My Experience with TikTok
As a college student, I often feel slightly out of the loop without TikTok. The latest trends and Billboard hits take a couple of weeks to appear on my YouTube Shorts or Instagram Reels feeds. Frequently, my friends reference a trend or joke I have not yet seen, which creates a vague sense of FOMO, or fear of missing out. In group conversations, I sometimes find myself pausing to think while others around me laugh at a reference I do not recognize. My close friends have noticed this pattern and now show me the videos directly, assuming I have not seen them. The positive, though, is that when trends eventually reach my feed, I can remind them of jokes they have already forgotten, which has become a small ongoing dynamic between us.
| Photo from Freepik |
Although I may not have TikTok now, I often used its competitor-turned-merger, Musical.ly, growing up. In fourth grade, Musical.ly was the social media platform that my age group used to connect. I used the platform to lip-sync to my favorite singers’ songs. When my friends and I got together, we filmed videos, finding dances that would match the number of people we had at the time.
After TikTok launched, I decided to download it, but rather than posting videos, I used it for entertainment, scrolling through videos on my feed. When the COVID-19 lockdown was announced, I feared that I would spend excessive amounts of time scrolling because I noticed patterns of doomscrolling on the platform. Since YouTube Shorts and Instagram Reels did not exist yet, the time that would have been spent on those platforms was delegated solely to TikTok. Since deleting the app, I have not re-downloaded it.

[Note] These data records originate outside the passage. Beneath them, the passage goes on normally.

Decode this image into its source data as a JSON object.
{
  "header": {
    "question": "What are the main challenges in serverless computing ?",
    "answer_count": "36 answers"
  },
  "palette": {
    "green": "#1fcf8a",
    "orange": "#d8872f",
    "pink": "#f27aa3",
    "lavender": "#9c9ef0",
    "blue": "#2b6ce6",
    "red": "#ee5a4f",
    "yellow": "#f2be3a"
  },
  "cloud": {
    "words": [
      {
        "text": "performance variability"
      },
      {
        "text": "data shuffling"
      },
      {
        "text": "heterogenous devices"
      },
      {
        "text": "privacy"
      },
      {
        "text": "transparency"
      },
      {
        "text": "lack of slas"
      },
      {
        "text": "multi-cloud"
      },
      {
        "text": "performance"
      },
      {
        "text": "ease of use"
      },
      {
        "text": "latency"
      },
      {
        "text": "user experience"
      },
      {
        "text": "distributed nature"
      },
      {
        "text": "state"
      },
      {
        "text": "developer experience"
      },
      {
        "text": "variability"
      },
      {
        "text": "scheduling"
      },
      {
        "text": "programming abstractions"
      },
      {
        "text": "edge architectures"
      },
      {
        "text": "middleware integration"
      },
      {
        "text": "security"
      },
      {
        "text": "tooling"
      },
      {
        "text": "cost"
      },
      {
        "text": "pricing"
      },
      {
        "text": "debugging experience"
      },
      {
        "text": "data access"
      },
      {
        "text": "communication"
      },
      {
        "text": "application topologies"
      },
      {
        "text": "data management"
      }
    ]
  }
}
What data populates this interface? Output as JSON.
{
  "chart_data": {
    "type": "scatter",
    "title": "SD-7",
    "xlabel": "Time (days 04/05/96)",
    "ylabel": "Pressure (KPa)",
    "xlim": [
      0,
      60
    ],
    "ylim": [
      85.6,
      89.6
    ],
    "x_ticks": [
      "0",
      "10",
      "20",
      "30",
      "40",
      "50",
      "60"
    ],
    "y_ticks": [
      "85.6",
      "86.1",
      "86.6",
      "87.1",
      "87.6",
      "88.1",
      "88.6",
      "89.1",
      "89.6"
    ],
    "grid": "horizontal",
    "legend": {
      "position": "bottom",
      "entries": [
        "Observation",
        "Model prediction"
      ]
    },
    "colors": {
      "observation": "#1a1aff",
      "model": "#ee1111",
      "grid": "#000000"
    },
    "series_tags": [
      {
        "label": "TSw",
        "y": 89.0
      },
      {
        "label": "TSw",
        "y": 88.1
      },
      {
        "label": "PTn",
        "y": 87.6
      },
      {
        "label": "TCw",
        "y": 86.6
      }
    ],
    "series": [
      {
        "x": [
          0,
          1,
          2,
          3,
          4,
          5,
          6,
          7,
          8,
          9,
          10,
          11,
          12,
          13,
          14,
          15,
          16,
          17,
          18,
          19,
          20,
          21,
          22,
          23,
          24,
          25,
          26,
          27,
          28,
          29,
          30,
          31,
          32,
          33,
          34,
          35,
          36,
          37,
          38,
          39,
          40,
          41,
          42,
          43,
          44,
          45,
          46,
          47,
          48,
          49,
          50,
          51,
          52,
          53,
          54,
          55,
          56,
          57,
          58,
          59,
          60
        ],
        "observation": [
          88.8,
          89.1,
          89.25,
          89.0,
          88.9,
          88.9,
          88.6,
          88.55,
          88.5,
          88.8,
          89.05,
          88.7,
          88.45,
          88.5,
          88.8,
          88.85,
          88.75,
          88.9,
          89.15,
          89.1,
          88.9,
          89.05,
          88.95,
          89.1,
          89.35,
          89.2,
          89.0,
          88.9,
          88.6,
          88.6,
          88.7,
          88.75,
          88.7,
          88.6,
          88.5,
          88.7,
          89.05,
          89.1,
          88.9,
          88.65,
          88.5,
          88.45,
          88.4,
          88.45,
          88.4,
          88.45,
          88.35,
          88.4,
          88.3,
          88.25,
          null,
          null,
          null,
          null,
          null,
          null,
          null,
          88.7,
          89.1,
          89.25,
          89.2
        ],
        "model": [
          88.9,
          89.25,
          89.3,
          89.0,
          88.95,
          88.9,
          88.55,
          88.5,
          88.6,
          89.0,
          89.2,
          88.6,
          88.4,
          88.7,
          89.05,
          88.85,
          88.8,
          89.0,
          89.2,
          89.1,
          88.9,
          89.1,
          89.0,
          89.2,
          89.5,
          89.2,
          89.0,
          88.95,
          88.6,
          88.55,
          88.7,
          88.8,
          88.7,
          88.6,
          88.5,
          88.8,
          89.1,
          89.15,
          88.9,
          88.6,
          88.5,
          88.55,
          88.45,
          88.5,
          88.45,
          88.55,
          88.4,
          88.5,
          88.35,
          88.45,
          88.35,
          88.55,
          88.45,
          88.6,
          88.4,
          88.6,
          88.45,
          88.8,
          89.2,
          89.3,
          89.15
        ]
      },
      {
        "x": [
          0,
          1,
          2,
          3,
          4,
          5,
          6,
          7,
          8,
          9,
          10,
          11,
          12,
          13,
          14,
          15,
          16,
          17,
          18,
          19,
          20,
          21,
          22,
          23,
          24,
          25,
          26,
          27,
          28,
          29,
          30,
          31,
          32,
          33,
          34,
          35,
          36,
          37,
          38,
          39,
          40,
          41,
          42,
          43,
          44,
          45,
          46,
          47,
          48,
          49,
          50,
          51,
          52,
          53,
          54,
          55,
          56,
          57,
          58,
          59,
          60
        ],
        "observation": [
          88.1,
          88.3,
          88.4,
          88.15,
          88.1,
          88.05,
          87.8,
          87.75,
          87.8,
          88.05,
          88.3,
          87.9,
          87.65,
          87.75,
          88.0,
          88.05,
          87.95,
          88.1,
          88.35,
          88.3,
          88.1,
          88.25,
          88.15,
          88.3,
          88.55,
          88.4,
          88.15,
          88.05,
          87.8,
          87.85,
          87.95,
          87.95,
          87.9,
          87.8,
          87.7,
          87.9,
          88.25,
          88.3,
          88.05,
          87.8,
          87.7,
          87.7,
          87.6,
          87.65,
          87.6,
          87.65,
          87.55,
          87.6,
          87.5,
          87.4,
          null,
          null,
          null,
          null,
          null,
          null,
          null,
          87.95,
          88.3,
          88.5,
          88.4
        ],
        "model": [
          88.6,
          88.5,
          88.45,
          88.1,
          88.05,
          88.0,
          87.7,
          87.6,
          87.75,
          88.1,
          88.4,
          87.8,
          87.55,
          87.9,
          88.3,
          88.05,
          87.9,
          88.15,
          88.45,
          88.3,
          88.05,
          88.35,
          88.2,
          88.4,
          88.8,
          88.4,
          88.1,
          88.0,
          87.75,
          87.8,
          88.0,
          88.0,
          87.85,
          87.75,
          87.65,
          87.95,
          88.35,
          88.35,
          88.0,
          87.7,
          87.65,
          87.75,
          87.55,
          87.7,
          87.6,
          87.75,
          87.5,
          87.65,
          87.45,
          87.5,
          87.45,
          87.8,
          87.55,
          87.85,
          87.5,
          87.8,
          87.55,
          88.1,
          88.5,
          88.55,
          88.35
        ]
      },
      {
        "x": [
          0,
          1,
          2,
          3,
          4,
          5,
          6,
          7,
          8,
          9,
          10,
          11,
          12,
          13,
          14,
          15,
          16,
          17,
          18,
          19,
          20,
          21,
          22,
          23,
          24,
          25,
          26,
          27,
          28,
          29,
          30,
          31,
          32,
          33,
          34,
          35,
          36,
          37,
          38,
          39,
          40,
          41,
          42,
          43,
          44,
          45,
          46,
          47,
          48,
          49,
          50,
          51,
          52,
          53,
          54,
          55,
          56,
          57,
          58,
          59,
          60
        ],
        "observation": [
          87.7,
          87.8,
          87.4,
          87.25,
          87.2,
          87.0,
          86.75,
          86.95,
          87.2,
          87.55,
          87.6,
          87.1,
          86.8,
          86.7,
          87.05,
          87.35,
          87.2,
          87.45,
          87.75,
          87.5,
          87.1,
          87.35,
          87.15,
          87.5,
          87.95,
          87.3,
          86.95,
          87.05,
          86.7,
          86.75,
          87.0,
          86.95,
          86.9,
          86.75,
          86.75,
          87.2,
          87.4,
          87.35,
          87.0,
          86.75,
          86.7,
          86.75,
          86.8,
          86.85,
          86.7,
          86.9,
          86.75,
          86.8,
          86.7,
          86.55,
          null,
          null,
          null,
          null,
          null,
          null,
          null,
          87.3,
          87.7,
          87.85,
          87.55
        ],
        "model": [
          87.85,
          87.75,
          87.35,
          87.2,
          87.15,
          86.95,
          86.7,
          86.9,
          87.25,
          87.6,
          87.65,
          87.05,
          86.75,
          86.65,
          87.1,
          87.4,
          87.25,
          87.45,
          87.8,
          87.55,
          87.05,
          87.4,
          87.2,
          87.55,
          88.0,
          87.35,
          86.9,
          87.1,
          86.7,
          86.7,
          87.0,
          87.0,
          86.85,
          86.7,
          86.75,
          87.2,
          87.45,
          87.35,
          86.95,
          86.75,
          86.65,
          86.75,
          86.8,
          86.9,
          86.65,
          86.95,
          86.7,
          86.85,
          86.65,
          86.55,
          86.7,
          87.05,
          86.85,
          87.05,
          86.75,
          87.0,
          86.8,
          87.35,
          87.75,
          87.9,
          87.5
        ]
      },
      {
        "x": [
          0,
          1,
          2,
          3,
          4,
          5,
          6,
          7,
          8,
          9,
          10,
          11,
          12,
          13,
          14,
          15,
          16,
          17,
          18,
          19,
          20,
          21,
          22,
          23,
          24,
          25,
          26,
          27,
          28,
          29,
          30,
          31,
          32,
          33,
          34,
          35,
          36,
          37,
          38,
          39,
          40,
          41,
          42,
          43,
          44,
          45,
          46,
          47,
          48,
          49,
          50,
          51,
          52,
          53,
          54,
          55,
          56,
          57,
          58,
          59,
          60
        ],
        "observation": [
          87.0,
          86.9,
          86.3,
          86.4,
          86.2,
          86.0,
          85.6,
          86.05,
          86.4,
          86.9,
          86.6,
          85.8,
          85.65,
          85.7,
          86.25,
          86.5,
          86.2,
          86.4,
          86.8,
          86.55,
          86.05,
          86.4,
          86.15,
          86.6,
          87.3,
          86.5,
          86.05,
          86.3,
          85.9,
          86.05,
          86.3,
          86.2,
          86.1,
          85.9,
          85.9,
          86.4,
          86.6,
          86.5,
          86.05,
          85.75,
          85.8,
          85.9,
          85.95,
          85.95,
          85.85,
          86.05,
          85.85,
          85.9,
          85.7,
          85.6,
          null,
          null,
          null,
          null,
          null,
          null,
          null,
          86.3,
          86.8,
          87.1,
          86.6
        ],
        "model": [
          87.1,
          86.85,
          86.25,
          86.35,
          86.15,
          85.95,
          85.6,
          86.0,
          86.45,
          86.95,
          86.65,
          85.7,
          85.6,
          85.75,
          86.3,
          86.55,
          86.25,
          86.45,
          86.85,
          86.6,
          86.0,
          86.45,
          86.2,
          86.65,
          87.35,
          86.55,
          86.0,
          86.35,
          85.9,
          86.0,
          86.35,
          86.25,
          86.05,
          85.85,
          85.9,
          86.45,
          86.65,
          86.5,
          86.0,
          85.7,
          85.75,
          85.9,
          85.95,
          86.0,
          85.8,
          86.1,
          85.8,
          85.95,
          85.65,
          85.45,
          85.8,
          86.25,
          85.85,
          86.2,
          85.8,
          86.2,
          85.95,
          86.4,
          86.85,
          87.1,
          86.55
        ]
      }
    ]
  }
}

Last week, my Principles of Social Media course covered a chapter on TikTok. TikTok was originally launched in China as Douyin in 2016. A few years earlier, Musical.ly was created, focusing on lip-syncing-based content. In 2018, the two platforms merged, migrating all activity to TikTok. TikTok has 1.59 billion active users. The most popular age group on the platform is 25-34, which I expected to be younger. However, if the former Musical.ly users were teens when the platform launched and later migrated to TikTok, it makes sense that the ages are higher.
TikTok has demonstrated a massive shift towards user-generated content and short-form videos, encouraging other platforms to follow suit, including Instagram, Facebook, YouTube and Snapchat. I expect other platforms will introduce short-form content as well.

I can definitely relate to that feeling of being out of the loop without TikTok. I’ve had moments where everyone is laughing at something and I’m just trying to piece it together, so it’s cool that your friends help fill you in. I also liked how you pointed out the Musical.ly connection, it’s interesting to see how those early experiences shaped how we use social media now.